謹慎のおり、孝四郎は孫三郎に小作地の管理を命じたことがある。小作地を見てまわった孫三郎は、その窮状に接して「地主と小作人は同胞的関係にならないと平和を保つことはできない。そのうえで生産と経済の両面から研究して農業を改良しなければならない」と強く思った。
米の品種改良から始めた。小作人の子弟教育も考えた。大原奨農会をつくり農業改良資金を貸し出した。ところが、小作地を買い取って自作農になりたいものに融資すると発表するに及んで、近隣の地主から「大原は紡績で稼ぐからいいが、我々には死活問題だ」と猛反発をくらった。
それで別の形を考え、大正3年(1914年)に大原奨農会農業研究所(現・岡山大学農業生物研究所)を設立し、運営のために200町歩を拠出した。この研究所で岡山名産となるマスカットや白桃が開発されたことを特筆しておきたい。
大正7年の米騒動が岡山に飛び火したときには、孫三郎は米廉売資金を町に寄付して倉敷での米価高騰を防いだ。このように経営者となっても、「天職のために財産を遣い尽くす」姿勢は変わらなかった。

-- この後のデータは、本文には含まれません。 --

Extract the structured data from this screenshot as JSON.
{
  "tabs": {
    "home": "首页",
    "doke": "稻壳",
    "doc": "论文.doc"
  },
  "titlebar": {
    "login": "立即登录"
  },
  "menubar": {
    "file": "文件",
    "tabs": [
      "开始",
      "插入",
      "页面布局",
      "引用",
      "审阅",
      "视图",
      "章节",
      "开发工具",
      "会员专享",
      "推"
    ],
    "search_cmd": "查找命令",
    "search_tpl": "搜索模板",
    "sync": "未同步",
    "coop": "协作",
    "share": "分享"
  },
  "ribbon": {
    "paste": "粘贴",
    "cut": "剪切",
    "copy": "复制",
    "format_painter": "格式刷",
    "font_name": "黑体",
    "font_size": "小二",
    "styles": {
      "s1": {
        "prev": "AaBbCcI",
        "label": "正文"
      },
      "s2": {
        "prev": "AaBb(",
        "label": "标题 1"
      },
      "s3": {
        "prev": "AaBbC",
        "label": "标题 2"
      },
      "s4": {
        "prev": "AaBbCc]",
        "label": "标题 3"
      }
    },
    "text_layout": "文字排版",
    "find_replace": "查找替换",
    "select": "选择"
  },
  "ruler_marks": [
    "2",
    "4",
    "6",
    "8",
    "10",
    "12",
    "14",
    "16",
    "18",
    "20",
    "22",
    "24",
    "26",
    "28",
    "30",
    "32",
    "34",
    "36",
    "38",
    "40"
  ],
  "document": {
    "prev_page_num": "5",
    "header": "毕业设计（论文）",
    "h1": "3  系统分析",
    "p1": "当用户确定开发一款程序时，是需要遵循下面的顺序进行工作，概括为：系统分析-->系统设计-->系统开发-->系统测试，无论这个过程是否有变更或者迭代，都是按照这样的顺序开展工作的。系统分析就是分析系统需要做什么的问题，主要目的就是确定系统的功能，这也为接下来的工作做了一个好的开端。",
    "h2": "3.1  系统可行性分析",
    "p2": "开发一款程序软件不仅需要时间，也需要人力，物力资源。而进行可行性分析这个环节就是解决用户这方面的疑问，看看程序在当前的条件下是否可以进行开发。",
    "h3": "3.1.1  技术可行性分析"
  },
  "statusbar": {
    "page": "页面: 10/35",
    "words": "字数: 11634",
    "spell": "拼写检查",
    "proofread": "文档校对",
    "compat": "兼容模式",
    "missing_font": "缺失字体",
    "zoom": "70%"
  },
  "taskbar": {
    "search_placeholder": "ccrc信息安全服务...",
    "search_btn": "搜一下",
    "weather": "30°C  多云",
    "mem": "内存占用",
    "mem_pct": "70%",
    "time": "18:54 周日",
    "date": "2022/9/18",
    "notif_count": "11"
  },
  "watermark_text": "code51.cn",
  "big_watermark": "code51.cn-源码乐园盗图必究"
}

大正8年には、大原社会問題研究所を発足させる。小学校の同級に日本共産党設立に参加した山川均がいたことも影響したはずだが、石井十次が大正3年に没したことで救貧運動の限界を悟り、貧困の原因をなくすことが先決だと考えるようになっていた。ともかく、所長になってもらうべく河上肇を訪ねる。河上は「私のような危険人物のところに資本家のあなたが来てはいけない」とあきれつつも高野岩三郎を紹介してくれた。ここでも「金は出すが口は出さない」主義で通した。
大原社会問題研究所(大正9年頃)
大原社会問題研究所はやがてマルクス経済学の中心となり、大内兵衛、森戸辰男などを輩出した。戦後は法政大学大原社会問題研究所となっている。
大正10年には倉敷労働科学研究所をつくり、工場内の労働環境を改善すべく、工場内の温湿度管理やカロリー計算に基づく給食などを実施した。
大正12年には、従業員のために倉紡中央病院(現・倉敷中央病院)を設立し、一般市民にも広く開放した。病人は社長も工員も平等であるという考えで小児以外は個室をつくらず、見舞品ももらえない人があるという理由で持込禁止とした。入口に大きな温室を設けて病人が憩える環境をつくり、白い壁は圧迫感があると淡いピンクで塗った。